Did you never attempt to wash it out after getting bitten? Any time you puncture skin you should wash it.

[–] hperrin@lemmy.ca 9 points 13 hours ago* (last edited 13 hours ago) (1 children)

I washed it thoroughly, cleaned it with hydrogen peroxide, applied Neosporin, bandaged it, then went to urgent care, where they washed it again and prescribed me Augmentin. And even after all that, that’s how my hand looked the next day!

[–] Artafernes@lemmus.org 1 points 7 hours ago

Ileven after all that you hand is like this than l am so cooked

[–] lime@feddit.nu 21 points 16 hours ago

you know when you see one of those dashcam videos where some idiot has run over a sign or a bollard or whatever and just kept driving with the thing stuck to the car, throwing sparks everywhere and making a big rip in the asphalt behind them?

100 horsepower is a lot.

[–] kboos1@lemmy.world 18 points 15 hours ago* (last edited 15 hours ago) (1 children)

Little addictions.

Addiction is a real problem and incredibly hard to diagnose. I'm not talking about drugs, I'm talking about those little additions that subtly sublimely control nearly every decision in your life. Addiction to caffeine, sugar, social media, TV, driving too fast, being an asshole, being a complainer, etc.

There's a lot of reasons why we do what we do or why we think we do them but for the most part it's about chasing those bits of dopamine.
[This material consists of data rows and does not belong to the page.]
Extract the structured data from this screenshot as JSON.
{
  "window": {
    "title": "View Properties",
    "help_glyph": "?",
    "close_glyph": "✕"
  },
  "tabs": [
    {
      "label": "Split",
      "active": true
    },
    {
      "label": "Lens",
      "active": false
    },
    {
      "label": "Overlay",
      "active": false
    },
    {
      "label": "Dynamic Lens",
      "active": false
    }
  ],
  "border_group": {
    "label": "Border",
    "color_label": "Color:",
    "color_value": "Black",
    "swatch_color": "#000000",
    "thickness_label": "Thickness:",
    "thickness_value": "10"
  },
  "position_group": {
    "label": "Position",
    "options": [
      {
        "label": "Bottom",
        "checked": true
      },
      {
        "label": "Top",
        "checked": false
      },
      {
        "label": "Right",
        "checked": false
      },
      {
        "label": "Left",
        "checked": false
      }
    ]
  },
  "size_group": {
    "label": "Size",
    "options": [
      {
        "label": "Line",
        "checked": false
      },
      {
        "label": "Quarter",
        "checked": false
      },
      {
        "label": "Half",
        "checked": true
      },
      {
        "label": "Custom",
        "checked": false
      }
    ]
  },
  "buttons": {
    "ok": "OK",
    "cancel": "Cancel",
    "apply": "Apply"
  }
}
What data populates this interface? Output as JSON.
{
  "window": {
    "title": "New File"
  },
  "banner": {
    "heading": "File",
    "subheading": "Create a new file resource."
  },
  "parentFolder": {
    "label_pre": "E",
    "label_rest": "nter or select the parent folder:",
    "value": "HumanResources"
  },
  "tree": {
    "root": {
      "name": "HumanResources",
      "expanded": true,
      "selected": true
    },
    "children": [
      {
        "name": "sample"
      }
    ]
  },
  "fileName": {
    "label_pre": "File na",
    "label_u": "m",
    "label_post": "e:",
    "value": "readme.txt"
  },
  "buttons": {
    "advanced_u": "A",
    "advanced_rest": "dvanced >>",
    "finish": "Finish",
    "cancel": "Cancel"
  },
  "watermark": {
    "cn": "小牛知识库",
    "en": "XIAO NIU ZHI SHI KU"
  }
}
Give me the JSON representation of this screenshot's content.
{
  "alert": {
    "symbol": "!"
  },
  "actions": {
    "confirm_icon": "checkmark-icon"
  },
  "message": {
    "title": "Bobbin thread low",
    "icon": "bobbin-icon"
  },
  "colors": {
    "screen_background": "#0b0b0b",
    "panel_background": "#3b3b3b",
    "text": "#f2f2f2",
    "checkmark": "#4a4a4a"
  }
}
But chasing them can lead to some very destructive behaviors.

[–] fizzle@quokk.au 5 points 12 hours ago

I think im "addicted" to all of these things.

Although im not a complainer.

Also try not to be an asshole but im sure someone thinks i am.

[–] Nomad 2 points 11 hours ago

Climate change, ~~dumb~~simple people in a complex world, anti vaxxers.

[–] ace_garp@lemmy.world 4 points 13 hours ago (2 children)

Cows

Bougainvillea

Household ladders

Vending machines

[–] I_Fart_Glitter@lemmy.world 2 points 12 hours ago (2 children)

What does the bougainvillea do…?

[–] atx_aquarian@lemmy.world 3 points 12 hours ago

It's sharp with surprisingly sturdy spines.

[–] ace_garp@lemmy.world 2 points 11 hours ago

Slice and dice.

[–] PrincessCory@lemmy.wtf 1 points 10 hours ago

I dont know, a train was much smaller treth until it came closer :O

[–] Iconoclast@feddit.uk -3 points 7 hours ago (1 children)

Population decline is going to be a massive problem in the not too far future yet hardly anyone is talking about it.

[–] ArseAssassin@sopuli.xyz 6 points 7 hours ago (1 children)

I don't know, guys like Elon Musk can't seem to shut up about it.